Tytuł: "Skarb heretyka"
Wydawnictwo: MUZA
Ilość stron: 357
Rok wydania: 2011
Głównym bohaterem „Skarbu heretyka” autorstwa Scotta Mariani jest były żołnierz elitarnego pułku SAS, Ben Hope. Pewnego dnia odbiera telefon od pułkownika Harry’ego Paxtona. Od razu jedzie na spotkanie z człowiekiem, któremu jest winien przysługę za uratowanie życia. W Kairze został zamordowany jego syn –Morgan, który był brytyjskim egiptologiem. Pułkownik chce aby Ben znalazł jego zabójców. Mimo tego, że Hope nie jest zainteresowany wykonaniem tego zadania, to nie może mu odmówić. W podzięce za dawny czyn, Ben musi wykonać wyrok na mordercach. Podczas rozmowy Hope poznaje żonę Harry’ego, w której mężczyzna zakochuje się od pierwszego wejrzenia. W poszukiwaniu zabójców, Ben odkrywa, że sprawa morderstwa jest powiązana z bezcennym skarbem. To na niego czyha terrorysta Kamal, który za te pieniądze chce wysadzić w powietrze największe miasta świata. Hope musi znaleźć przed nim skarb heretyka.
Autorem jest Scott Mariani, który wychował się w szkockim miasteczku St Andrews. Zanim stał się pisarzem, pracował jako tłumacz, dziennikarz, muzyk i instruktor strzelnictwa. Studiował języki nowożytne na uniwersytecie w Oksfordzie. Lubi oglądać filmy, słuchać jazzu. Pasjonuje się starymi motocyklami i astronomią. Pomysł na książki o Benie Hope zrodził się podczas spaceru. Pierwszy szkic powstał w ciągu trzech tygodni. Jest autorem takich książek jak: „Tajemnica alchemika”, „Proroctwo Sądnego Dnia”.

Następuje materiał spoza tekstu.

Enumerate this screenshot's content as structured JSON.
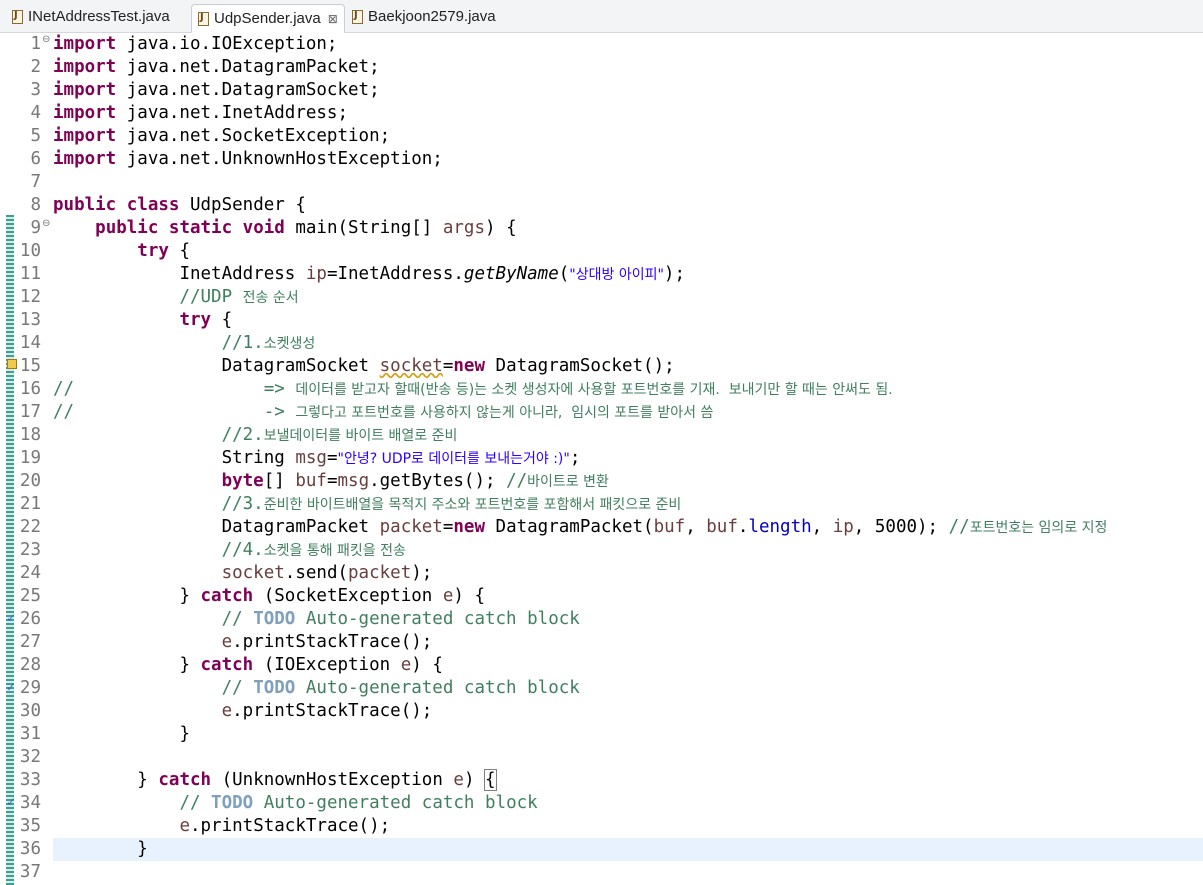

Książka trzyma w napięciu od pierwszych stron. Tajemnicza sprawa, oszustwa, gry pozorów sprawiają, że czyta się ją z zapartym tchem. Na bohatera czyha wiele niebezpieczeństw. Podoba mi się sposób w jaki zostały opisane wydarzenia. Prosty język sprawia, że zagłębiamy się w lekturze i czytamy ją z przyjemnością. Książka jest momentami naciągana, z tego względu, że bohater wychodzi cało z każdej sytuacji. Otacza go tyle morderców, ale oczywiście Ben i tak musi nad nimi zapanować. Dobrze, że nie jest przewidywalny, co jest dużym plusem. Lubię książki, w których nie potrafię się domyślić zakończenia. „Skarb heretyka” należy do tej grupy. Warto też zwrócić uwagę na fakt, iż każde morderstwo jest dokonywane przez skarb. To przez niego wszystko się dzieje. Ludzie dla bogactwa dokonują najgorszych czynów. Scott Mariani ukazał to w swojej książce.

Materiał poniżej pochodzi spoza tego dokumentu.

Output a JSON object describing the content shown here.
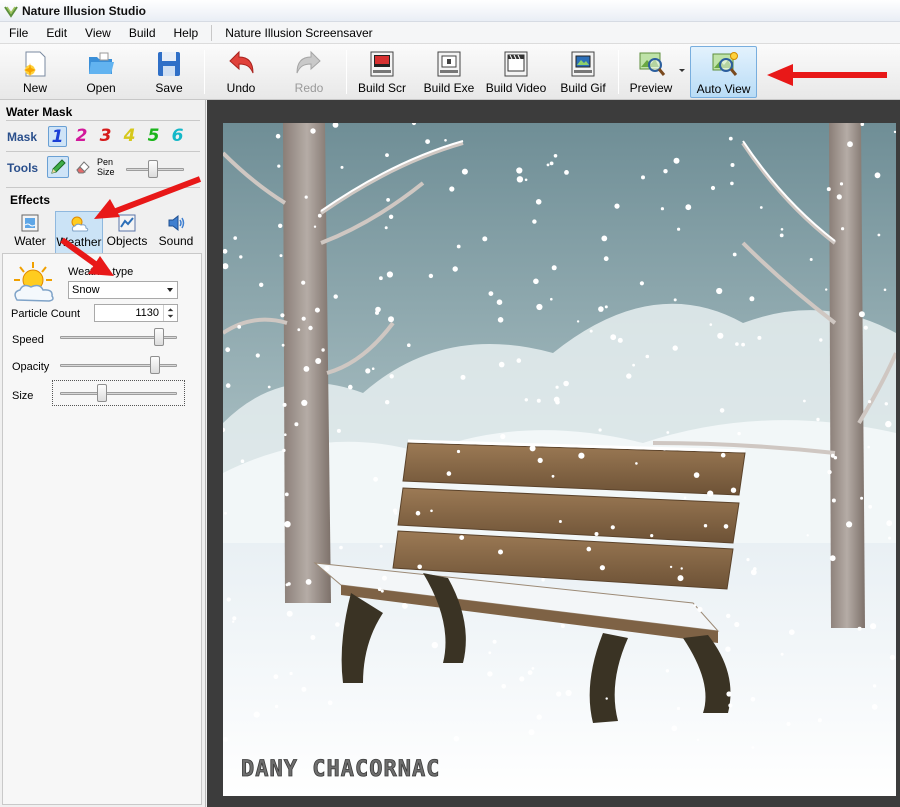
{
  "window": {
    "title": "Nature Illusion Studio"
  },
  "menu": {
    "items": [
      "File",
      "Edit",
      "View",
      "Build",
      "Help"
    ],
    "project": "Nature Illusion Screensaver"
  },
  "toolbar": {
    "new": "New",
    "open": "Open",
    "save": "Save",
    "undo": "Undo",
    "redo": "Redo",
    "build_scr": "Build Scr",
    "build_exe": "Build Exe",
    "build_video": "Build Video",
    "build_gif": "Build Gif",
    "preview": "Preview",
    "auto_view": "Auto View"
  },
  "water_mask": {
    "title": "Water Mask",
    "mask_label": "Mask",
    "masks": [
      "1",
      "2",
      "3",
      "4",
      "5",
      "6"
    ],
    "mask_colors": [
      "#1b3fd6",
      "#d2189b",
      "#d61b1b",
      "#d6c81b",
      "#1bb51b",
      "#14b8c8"
    ],
    "selected_mask": "1",
    "tools_label": "Tools",
    "pen_size_label_1": "Pen",
    "pen_size_label_2": "Size"
  },
  "effects": {
    "title": "Effects",
    "tabs": [
      "Water",
      "Weather",
      "Objects",
      "Sound"
    ],
    "active_tab": "Weather",
    "weather_type_label": "Weather type",
    "weather_type_value": "Snow",
    "particle_count_label": "Particle Count",
    "particle_count_value": "1130",
    "speed_label": "Speed",
    "speed_value_pct": 88,
    "opacity_label": "Opacity",
    "opacity_value_pct": 84,
    "size_label": "Size",
    "size_value_pct": 35
  },
  "canvas": {
    "watermark": "DANY CHACORNAC"
  },
  "colors": {
    "annotation_arrow": "#e81818",
    "active_button": "#b9dcf6"
  }
}
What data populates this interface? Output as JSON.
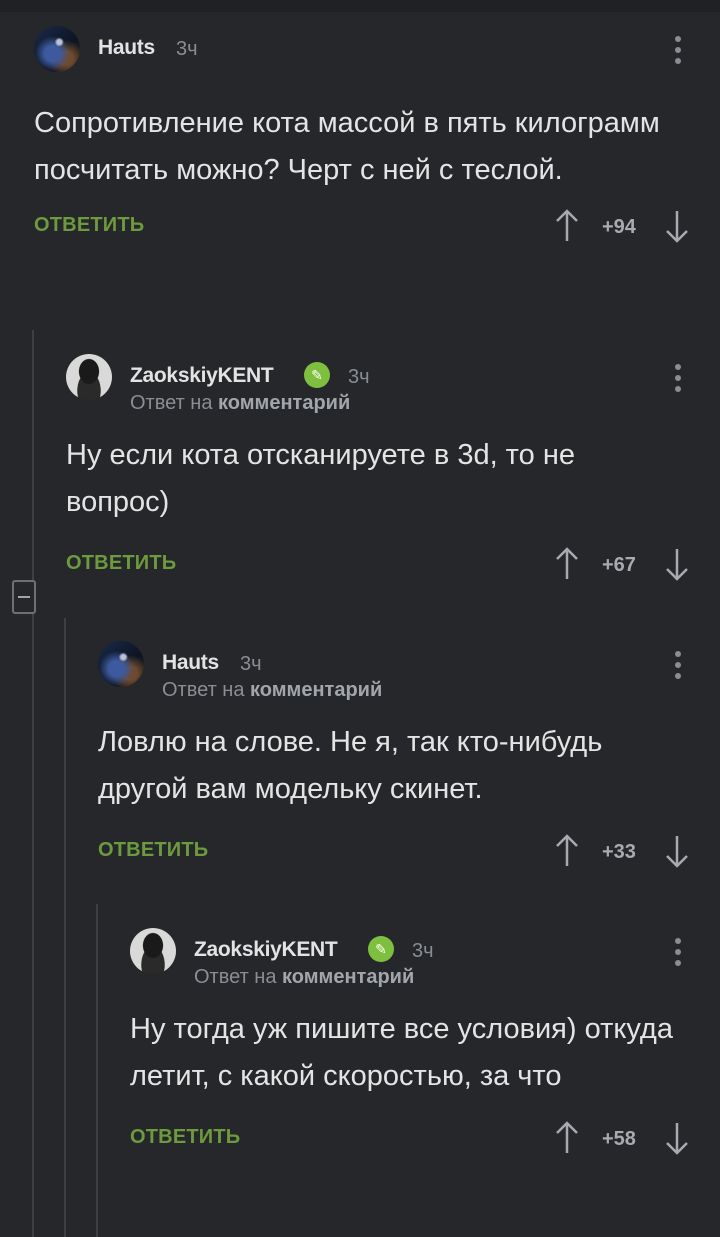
{
  "comments": [
    {
      "author": "Hauts",
      "time": "3ч",
      "text": "Сопротивление кота массой в пять килограмм посчитать можно? Черт с ней с теслой.",
      "reply_label": "ОТВЕТИТЬ",
      "score": "+94",
      "verified": false
    },
    {
      "author": "ZaokskiyKENT",
      "time": "3ч",
      "reply_to_prefix": "Ответ на",
      "reply_to_link": "комментарий",
      "text": "Ну если кота отсканируете в 3d, то не вопрос)",
      "reply_label": "ОТВЕТИТЬ",
      "score": "+67",
      "verified": true
    },
    {
      "author": "Hauts",
      "time": "3ч",
      "reply_to_prefix": "Ответ на",
      "reply_to_link": "комментарий",
      "text": "Ловлю на слове. Не я, так кто-нибудь другой вам модельку скинет.",
      "reply_label": "ОТВЕТИТЬ",
      "score": "+33",
      "verified": false
    },
    {
      "author": "ZaokskiyKENT",
      "time": "3ч",
      "reply_to_prefix": "Ответ на",
      "reply_to_link": "комментарий",
      "text": "Ну тогда уж пишите все условия) откуда летит, с какой скоростью, за что",
      "reply_label": "ОТВЕТИТЬ",
      "score": "+58",
      "verified": true
    }
  ],
  "colors": {
    "background": "#25272b",
    "accent_green": "#6c9a3d",
    "verified_badge": "#7fbf3f",
    "muted_text": "#8a8d92"
  },
  "icons": {
    "upvote": "arrow-up-icon",
    "downvote": "arrow-down-icon",
    "menu": "more-vertical-icon",
    "verified": "pencil-check-icon",
    "collapse": "minus-square-icon"
  }
}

Ciekawym faktem jest to, że „Skarb heretyka” zawiera wątki historyczne. Autor wykorzystał postać Echnatona, który był władcą starożytnego Egiptu. Historycy niewiele o nim wiedzą, ale Scott ciekawie wkomponował tę postać w swojej książce.
Śmiało polecam tę książkę fanom Dana Browna. Styl obu panów jest bardzo do siebie podobny. Robert Langdon jest porównywalny do Bena Hope.
Ocena: 4/5
Książkę otrzymałam od wydawnictwa MUZA, za co bardzo dziękuję.
Wydaje mi się że kiedyś przeczytam ;p
OdpowiedzUsuńPrzyznam, że nie słyszałam jeszcze ani o autorze, ani o książce. Jednak po Twojej recenzji z chęcią to zmienię. Książka mnie zainteresowała. Kryminał i subtelny rys historyczny to coś dla mnie.
OdpowiedzUsuńLubie gdy książki trzymają w napięciu już od pierwszych stron, dlatego dam tej pozycji szanse poznania. Mam nadzieję, że się miło zaskoczę.
OdpowiedzUsuńNie czytałam żadnej książki Browna, mimo to mam ochotę na tą pozycję, gdyż to moje klimaty, a ponadto lubię, kiedy akcja osadzona jest w "gorących" krajach ^^
OdpowiedzUsuńLubie Browna ;) A myślałam, że to książka nie dla mnie ;)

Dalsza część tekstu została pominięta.